Efektifitasnya terhadap demam tifoid masih banyak yang controversial. Kelebihan contrimoxazole antara lain dapat digunakan untuk kasus yang resisten terhadap kloramfenikol. Penyerapan di usus cukup baik, kemungkinan timbulnya kekambuhan pengobatan lebih kecil dibandingkan kloramfenikol. Kelemahan obat ini adalah terjadinya skin rash (1-5%), Stevent Jhonson Sindrom, Megaloblastik anemia Agranulositosis, Trombositopeni,. Hemolisis eritrosit terutama pada penderita defesiensi G6PD. Dosis oral obat ini adalah 30-40 mg/Kg/KgBB/hari untuk trimetroprim, diberikan dalam 2 kali pemberiaan. Ampisilin dan Amoksisilin Ampisilin utamanya lebih lambat menurunkan demam bila dibandingkan dengan klorampenikol, tetapi lebih efektif untuk mengobati karier serta kurang toksik. Kelemahannya dapat terjadi skin rash (3-18%), diare (11%). Amoksisilin mempunyai daya anti bakteri yang sama dengan ampisilin, tetapi penyerapan per oral lebih baik, sehingga kadar obat yang mencapai 2 kali lebih tinggi, timbulnya kekambuhan lebih sedikit (2-5%) dan karier (0-5%). Dosis yang dilanjutkan pada obat ini adalah: Ampisilin 100-200 mg/kgBB/hari Amoksisilin 100 mg/kgBB/hari Pengobatan demam tifoid yang menggunakan obat kombinasi tidak memberikan keuntungan lebih bila diberikan obat tunggal. b.
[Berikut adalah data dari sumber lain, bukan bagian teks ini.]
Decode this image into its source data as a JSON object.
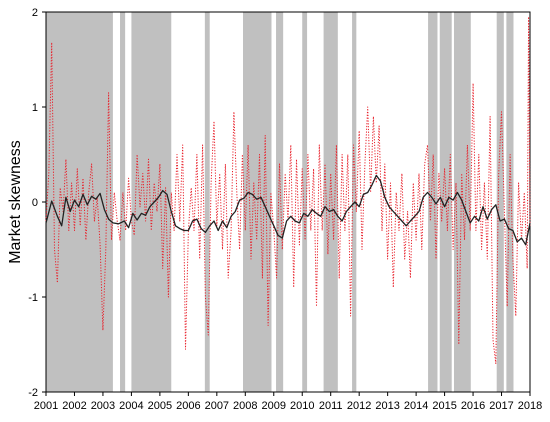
{
  "chart_data": {
    "type": "line",
    "title": "",
    "xlabel": "",
    "ylabel": "Market skewness",
    "xlim": [
      2001,
      2018
    ],
    "ylim": [
      -2,
      2
    ],
    "x_ticks": [
      "2001",
      "2002",
      "2003",
      "2004",
      "2005",
      "2006",
      "2007",
      "2008",
      "2009",
      "2010",
      "2011",
      "2012",
      "2013",
      "2014",
      "2015",
      "2016",
      "2017",
      "2018"
    ],
    "y_ticks": [
      "2",
      "1",
      "0",
      "-1",
      "-2"
    ],
    "grid": false,
    "legend": "none",
    "shaded_periods": [
      [
        2001.0,
        2003.35
      ],
      [
        2003.6,
        2003.78
      ],
      [
        2004.0,
        2005.4
      ],
      [
        2006.58,
        2006.75
      ],
      [
        2007.92,
        2008.92
      ],
      [
        2009.08,
        2009.33
      ],
      [
        2010.0,
        2010.17
      ],
      [
        2010.75,
        2011.25
      ],
      [
        2011.75,
        2011.9
      ],
      [
        2014.42,
        2014.75
      ],
      [
        2014.83,
        2015.25
      ],
      [
        2015.33,
        2015.92
      ],
      [
        2016.83,
        2017.08
      ],
      [
        2017.17,
        2017.42
      ]
    ],
    "series": [
      {
        "style": "solid",
        "color": "#222222",
        "points": [
          [
            2001.0,
            -0.22
          ],
          [
            2001.2,
            0.01
          ],
          [
            2001.4,
            -0.15
          ],
          [
            2001.55,
            -0.25
          ],
          [
            2001.7,
            0.05
          ],
          [
            2001.85,
            -0.1
          ],
          [
            2002.0,
            0.02
          ],
          [
            2002.15,
            -0.05
          ],
          [
            2002.3,
            0.08
          ],
          [
            2002.45,
            -0.03
          ],
          [
            2002.6,
            0.06
          ],
          [
            2002.75,
            0.03
          ],
          [
            2002.9,
            0.09
          ],
          [
            2003.05,
            -0.08
          ],
          [
            2003.2,
            -0.18
          ],
          [
            2003.35,
            -0.22
          ],
          [
            2003.55,
            -0.23
          ],
          [
            2003.75,
            -0.2
          ],
          [
            2003.9,
            -0.27
          ],
          [
            2004.05,
            -0.12
          ],
          [
            2004.2,
            -0.19
          ],
          [
            2004.35,
            -0.12
          ],
          [
            2004.5,
            -0.14
          ],
          [
            2004.65,
            -0.05
          ],
          [
            2004.8,
            0.0
          ],
          [
            2004.95,
            0.05
          ],
          [
            2005.1,
            0.12
          ],
          [
            2005.25,
            0.08
          ],
          [
            2005.4,
            -0.1
          ],
          [
            2005.55,
            -0.25
          ],
          [
            2005.7,
            -0.28
          ],
          [
            2005.85,
            -0.3
          ],
          [
            2006.0,
            -0.3
          ],
          [
            2006.15,
            -0.2
          ],
          [
            2006.3,
            -0.18
          ],
          [
            2006.45,
            -0.28
          ],
          [
            2006.6,
            -0.32
          ],
          [
            2006.75,
            -0.25
          ],
          [
            2006.9,
            -0.2
          ],
          [
            2007.05,
            -0.3
          ],
          [
            2007.2,
            -0.2
          ],
          [
            2007.35,
            -0.27
          ],
          [
            2007.5,
            -0.15
          ],
          [
            2007.65,
            -0.1
          ],
          [
            2007.8,
            0.02
          ],
          [
            2007.95,
            0.04
          ],
          [
            2008.1,
            0.1
          ],
          [
            2008.25,
            0.08
          ],
          [
            2008.4,
            0.03
          ],
          [
            2008.55,
            0.05
          ],
          [
            2008.7,
            -0.05
          ],
          [
            2008.85,
            -0.15
          ],
          [
            2009.0,
            -0.25
          ],
          [
            2009.15,
            -0.35
          ],
          [
            2009.3,
            -0.38
          ],
          [
            2009.45,
            -0.2
          ],
          [
            2009.6,
            -0.15
          ],
          [
            2009.75,
            -0.2
          ],
          [
            2009.9,
            -0.22
          ],
          [
            2010.05,
            -0.12
          ],
          [
            2010.2,
            -0.15
          ],
          [
            2010.35,
            -0.08
          ],
          [
            2010.5,
            -0.12
          ],
          [
            2010.65,
            -0.15
          ],
          [
            2010.8,
            -0.05
          ],
          [
            2010.95,
            -0.1
          ],
          [
            2011.1,
            -0.08
          ],
          [
            2011.25,
            -0.15
          ],
          [
            2011.4,
            -0.2
          ],
          [
            2011.55,
            -0.1
          ],
          [
            2011.7,
            -0.05
          ],
          [
            2011.85,
            0.0
          ],
          [
            2012.0,
            -0.05
          ],
          [
            2012.15,
            0.08
          ],
          [
            2012.3,
            0.1
          ],
          [
            2012.45,
            0.18
          ],
          [
            2012.6,
            0.28
          ],
          [
            2012.75,
            0.22
          ],
          [
            2012.9,
            0.05
          ],
          [
            2013.05,
            -0.05
          ],
          [
            2013.2,
            -0.1
          ],
          [
            2013.35,
            -0.15
          ],
          [
            2013.5,
            -0.2
          ],
          [
            2013.65,
            -0.25
          ],
          [
            2013.8,
            -0.2
          ],
          [
            2013.95,
            -0.15
          ],
          [
            2014.1,
            -0.1
          ],
          [
            2014.25,
            0.05
          ],
          [
            2014.4,
            0.1
          ],
          [
            2014.55,
            0.05
          ],
          [
            2014.7,
            -0.02
          ],
          [
            2014.85,
            0.05
          ],
          [
            2015.0,
            -0.05
          ],
          [
            2015.15,
            0.05
          ],
          [
            2015.3,
            0.02
          ],
          [
            2015.45,
            0.1
          ],
          [
            2015.6,
            0.02
          ],
          [
            2015.75,
            -0.1
          ],
          [
            2015.9,
            -0.22
          ],
          [
            2016.05,
            -0.15
          ],
          [
            2016.2,
            -0.2
          ],
          [
            2016.35,
            -0.05
          ],
          [
            2016.5,
            -0.18
          ],
          [
            2016.65,
            -0.08
          ],
          [
            2016.8,
            -0.03
          ],
          [
            2016.95,
            -0.2
          ],
          [
            2017.1,
            -0.18
          ],
          [
            2017.25,
            -0.28
          ],
          [
            2017.4,
            -0.3
          ],
          [
            2017.55,
            -0.42
          ],
          [
            2017.7,
            -0.38
          ],
          [
            2017.85,
            -0.45
          ],
          [
            2018.0,
            -0.22
          ]
        ]
      },
      {
        "style": "dotted",
        "color": "#e8202a",
        "points": [
          [
            2001.0,
            -0.2
          ],
          [
            2001.1,
            0.3
          ],
          [
            2001.2,
            1.68
          ],
          [
            2001.3,
            -0.5
          ],
          [
            2001.4,
            -0.85
          ],
          [
            2001.5,
            0.15
          ],
          [
            2001.6,
            -0.1
          ],
          [
            2001.7,
            0.45
          ],
          [
            2001.8,
            -0.3
          ],
          [
            2001.9,
            0.2
          ],
          [
            2002.0,
            -0.3
          ],
          [
            2002.1,
            0.35
          ],
          [
            2002.2,
            -0.25
          ],
          [
            2002.3,
            0.25
          ],
          [
            2002.4,
            -0.4
          ],
          [
            2002.5,
            0.1
          ],
          [
            2002.6,
            0.4
          ],
          [
            2002.7,
            -0.2
          ],
          [
            2002.8,
            0.05
          ],
          [
            2002.9,
            -0.45
          ],
          [
            2003.0,
            -1.35
          ],
          [
            2003.1,
            -0.5
          ],
          [
            2003.2,
            1.15
          ],
          [
            2003.3,
            -0.4
          ],
          [
            2003.4,
            0.1
          ],
          [
            2003.5,
            -0.2
          ],
          [
            2003.6,
            -0.4
          ],
          [
            2003.7,
            0.1
          ],
          [
            2003.8,
            -0.3
          ],
          [
            2003.9,
            0.25
          ],
          [
            2004.0,
            -0.2
          ],
          [
            2004.1,
            -0.35
          ],
          [
            2004.2,
            0.5
          ],
          [
            2004.3,
            -0.05
          ],
          [
            2004.4,
            0.3
          ],
          [
            2004.5,
            -0.2
          ],
          [
            2004.6,
            0.45
          ],
          [
            2004.7,
            -0.3
          ],
          [
            2004.8,
            0.2
          ],
          [
            2004.9,
            -0.1
          ],
          [
            2005.0,
            0.4
          ],
          [
            2005.1,
            -0.7
          ],
          [
            2005.2,
            0.15
          ],
          [
            2005.3,
            -1.0
          ],
          [
            2005.4,
            0.1
          ],
          [
            2005.5,
            -0.3
          ],
          [
            2005.6,
            0.5
          ],
          [
            2005.7,
            -0.2
          ],
          [
            2005.8,
            0.6
          ],
          [
            2005.9,
            -1.55
          ],
          [
            2006.0,
            -0.3
          ],
          [
            2006.1,
            0.15
          ],
          [
            2006.2,
            -0.3
          ],
          [
            2006.3,
            0.5
          ],
          [
            2006.4,
            -0.6
          ],
          [
            2006.5,
            0.6
          ],
          [
            2006.6,
            -1.0
          ],
          [
            2006.7,
            -1.4
          ],
          [
            2006.8,
            0.2
          ],
          [
            2006.9,
            0.85
          ],
          [
            2007.0,
            -0.25
          ],
          [
            2007.1,
            0.3
          ],
          [
            2007.2,
            -0.5
          ],
          [
            2007.3,
            0.4
          ],
          [
            2007.4,
            -0.8
          ],
          [
            2007.5,
            -0.3
          ],
          [
            2007.6,
            0.95
          ],
          [
            2007.7,
            0.1
          ],
          [
            2007.8,
            -0.5
          ],
          [
            2007.9,
            0.5
          ],
          [
            2008.0,
            -0.3
          ],
          [
            2008.1,
            0.6
          ],
          [
            2008.2,
            -0.6
          ],
          [
            2008.3,
            0.2
          ],
          [
            2008.4,
            -0.4
          ],
          [
            2008.5,
            0.5
          ],
          [
            2008.6,
            -0.8
          ],
          [
            2008.7,
            0.7
          ],
          [
            2008.8,
            -1.3
          ],
          [
            2008.9,
            0.1
          ],
          [
            2009.0,
            -0.3
          ],
          [
            2009.1,
            -0.8
          ],
          [
            2009.2,
            0.4
          ],
          [
            2009.3,
            -0.5
          ],
          [
            2009.4,
            0.3
          ],
          [
            2009.5,
            -0.2
          ],
          [
            2009.6,
            0.6
          ],
          [
            2009.7,
            -0.9
          ],
          [
            2009.8,
            0.45
          ],
          [
            2009.9,
            -0.45
          ],
          [
            2010.0,
            0.35
          ],
          [
            2010.1,
            -0.4
          ],
          [
            2010.2,
            0.5
          ],
          [
            2010.3,
            -0.3
          ],
          [
            2010.4,
            0.35
          ],
          [
            2010.5,
            -1.1
          ],
          [
            2010.6,
            0.6
          ],
          [
            2010.7,
            -0.3
          ],
          [
            2010.8,
            0.4
          ],
          [
            2010.9,
            -0.55
          ],
          [
            2011.0,
            0.3
          ],
          [
            2011.1,
            -0.4
          ],
          [
            2011.2,
            0.6
          ],
          [
            2011.3,
            -0.8
          ],
          [
            2011.4,
            0.5
          ],
          [
            2011.5,
            -0.3
          ],
          [
            2011.6,
            0.5
          ],
          [
            2011.7,
            -1.2
          ],
          [
            2011.8,
            0.6
          ],
          [
            2011.9,
            -0.1
          ],
          [
            2012.0,
            0.75
          ],
          [
            2012.1,
            -0.5
          ],
          [
            2012.2,
            0.4
          ],
          [
            2012.3,
            1.0
          ],
          [
            2012.4,
            0.1
          ],
          [
            2012.5,
            0.9
          ],
          [
            2012.6,
            0.2
          ],
          [
            2012.7,
            0.8
          ],
          [
            2012.8,
            -0.3
          ],
          [
            2012.9,
            0.4
          ],
          [
            2013.0,
            -0.6
          ],
          [
            2013.1,
            0.2
          ],
          [
            2013.2,
            -0.9
          ],
          [
            2013.3,
            0.1
          ],
          [
            2013.4,
            -0.3
          ],
          [
            2013.5,
            0.3
          ],
          [
            2013.6,
            -0.6
          ],
          [
            2013.7,
            -0.1
          ],
          [
            2013.8,
            -0.8
          ],
          [
            2013.9,
            0.2
          ],
          [
            2014.0,
            -0.4
          ],
          [
            2014.1,
            0.3
          ],
          [
            2014.2,
            -0.5
          ],
          [
            2014.3,
            0.4
          ],
          [
            2014.4,
            0.6
          ],
          [
            2014.5,
            -0.2
          ],
          [
            2014.6,
            0.5
          ],
          [
            2014.7,
            -0.6
          ],
          [
            2014.8,
            0.3
          ],
          [
            2014.9,
            -0.2
          ],
          [
            2015.0,
            0.35
          ],
          [
            2015.1,
            -0.3
          ],
          [
            2015.2,
            0.5
          ],
          [
            2015.3,
            -0.5
          ],
          [
            2015.4,
            0.2
          ],
          [
            2015.5,
            -1.5
          ],
          [
            2015.6,
            0.3
          ],
          [
            2015.7,
            -0.4
          ],
          [
            2015.8,
            0.6
          ],
          [
            2015.9,
            -0.3
          ],
          [
            2016.0,
            1.25
          ],
          [
            2016.1,
            -0.3
          ],
          [
            2016.2,
            0.5
          ],
          [
            2016.3,
            -0.5
          ],
          [
            2016.4,
            0.2
          ],
          [
            2016.5,
            -0.6
          ],
          [
            2016.6,
            0.9
          ],
          [
            2016.7,
            -1.45
          ],
          [
            2016.8,
            -1.7
          ],
          [
            2016.9,
            0.3
          ],
          [
            2017.0,
            0.95
          ],
          [
            2017.1,
            -0.1
          ],
          [
            2017.2,
            -1.1
          ],
          [
            2017.3,
            0.5
          ],
          [
            2017.4,
            -0.6
          ],
          [
            2017.5,
            -1.2
          ],
          [
            2017.6,
            0.2
          ],
          [
            2017.7,
            -0.4
          ],
          [
            2017.8,
            0.1
          ],
          [
            2017.9,
            -0.7
          ],
          [
            2017.95,
            1.95
          ],
          [
            2018.0,
            -0.25
          ]
        ]
      }
    ]
  }
}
Simptomatis Untuk menghilangkan gejal-gejala yang menyertai, misalnya antipiretik dan anti flatulen. c. Suportif Untuk memperbaiki keadaan umum, misalnya: Kortikosteroid Hanya diberikan dengan indikasi yang tepat karena dapat menyebabkan perdarahan usus dan relaps serta memperburuk regenerasi sel. Tetapi pada kasus berat seperti toxsic sepsis (akibat kematian bakteri yang serempak dan mengeluarkan toksik) maka penggunaan kortikosteroid dapat bermanfaat menurunkan angka kematian. Efek samping obat ini adalah agronulositosis. Ruboransia Misalnya vitamin B komplek dan vitamin C.